孤立していた主人公が徐々に信頼を集め、大人にも認めてもらい、ダンスパーティを成功させる姿は、時には戦うことも必要なんだと考えさせられます。みなさん、嫌なことには「 NO! 」と言えていますか?ケビン・ベーコンがカッコ良すぎ!


ハイランダー 悪魔の戦士(原題: Highlander)イギリス映画1986年度作品

主人公は中世から生き続ける不老不死の戦士。世界中に点在する不老不死の戦士たちは、見えない力に引き寄せられ、最後の決戦のときを迎える。
SF アクションですが、見所の多い作品です。不老不死であるがために、愛する人が死んでいく姿を何度も見なければならない悲しさ。自分は出会った頃と変わらぬ若さのままなのに、先に老いて死んでいく妻を看取るシーンは涙の洪水です。自分の運命を呪い、孤独に生きる主人公が悲しすぎます。
監督はラッセル・マルケイ。数々のプロモーションビデオや CM で鍛えた演出手腕はこの作品にスピード感を与え、独自の美的センスは時に芸術的でもあります。
またクイーンが全面的に担当した音楽も雰囲気を盛り上げることに成功しています。
続編は B 級映画に成り下がってしまいましたが、この 1 作目は間違いなく A 級の娯楽作品です。

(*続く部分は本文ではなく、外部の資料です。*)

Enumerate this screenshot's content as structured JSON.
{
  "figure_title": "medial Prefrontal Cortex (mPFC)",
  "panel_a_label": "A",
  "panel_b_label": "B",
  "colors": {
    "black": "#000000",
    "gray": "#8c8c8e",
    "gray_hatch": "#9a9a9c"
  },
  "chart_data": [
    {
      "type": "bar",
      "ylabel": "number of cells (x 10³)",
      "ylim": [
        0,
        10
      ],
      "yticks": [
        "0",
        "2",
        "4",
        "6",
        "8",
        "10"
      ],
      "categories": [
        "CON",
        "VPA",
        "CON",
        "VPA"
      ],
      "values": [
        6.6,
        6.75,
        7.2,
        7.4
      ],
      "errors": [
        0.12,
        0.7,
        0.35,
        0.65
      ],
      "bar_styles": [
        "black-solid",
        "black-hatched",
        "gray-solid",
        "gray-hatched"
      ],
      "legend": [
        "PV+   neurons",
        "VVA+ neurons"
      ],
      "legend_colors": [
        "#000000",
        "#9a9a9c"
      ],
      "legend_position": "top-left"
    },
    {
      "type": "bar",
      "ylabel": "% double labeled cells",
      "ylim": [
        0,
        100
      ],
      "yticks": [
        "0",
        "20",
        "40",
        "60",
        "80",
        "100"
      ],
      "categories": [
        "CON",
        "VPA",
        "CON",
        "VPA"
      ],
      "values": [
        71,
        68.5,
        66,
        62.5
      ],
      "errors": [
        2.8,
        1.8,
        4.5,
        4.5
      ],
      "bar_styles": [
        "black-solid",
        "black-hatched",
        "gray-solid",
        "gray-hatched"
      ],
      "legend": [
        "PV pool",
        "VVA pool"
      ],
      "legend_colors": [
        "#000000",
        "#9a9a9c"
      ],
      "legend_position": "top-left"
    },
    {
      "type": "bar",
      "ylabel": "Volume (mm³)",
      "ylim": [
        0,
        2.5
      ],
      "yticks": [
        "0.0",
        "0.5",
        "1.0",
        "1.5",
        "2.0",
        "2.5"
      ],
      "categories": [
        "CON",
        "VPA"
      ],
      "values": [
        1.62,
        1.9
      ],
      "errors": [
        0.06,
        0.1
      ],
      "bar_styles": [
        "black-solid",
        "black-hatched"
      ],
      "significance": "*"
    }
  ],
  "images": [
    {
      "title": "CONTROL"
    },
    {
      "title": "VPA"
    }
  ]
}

テルマ&ルイーズ(原題: Thelma & Louise)アメリカ映画1991年度作品

仕事、家庭から逃れて旅に出た女 2 人。ところがトラブルに巻き込まれお尋ね者になってしまう。なりゆきで罪を重ね、追い詰められる 2 人の運命は・・・。
リドリー・スコットが撮ったロードムービー。スーザン・サランドン、ジーナ・デイビス演じるアウトローおばさんがかっこいいんです。二人の愛車、サンダーバードも重要なキャラクター。衝撃的だけど妙に清々しいエンディングは、バニシングポイントのエンディングにも通じる“魂の開放”を感じさせます。
また、脇役でブレイク前のブラッド・ピットが出演しているのでお見逃しなく。


パーフェクトワールド(原題: A Perfect World)アメリカ映画1993年度作品

脱獄犯と人質の少年に生まれた絆を描いたロードムービー。エンディングはハンカチでは役不足。吸水力たっぷりのタオルを用意して見ましょう。クリント・イーストウッドは人情ものを監督させたら天下一!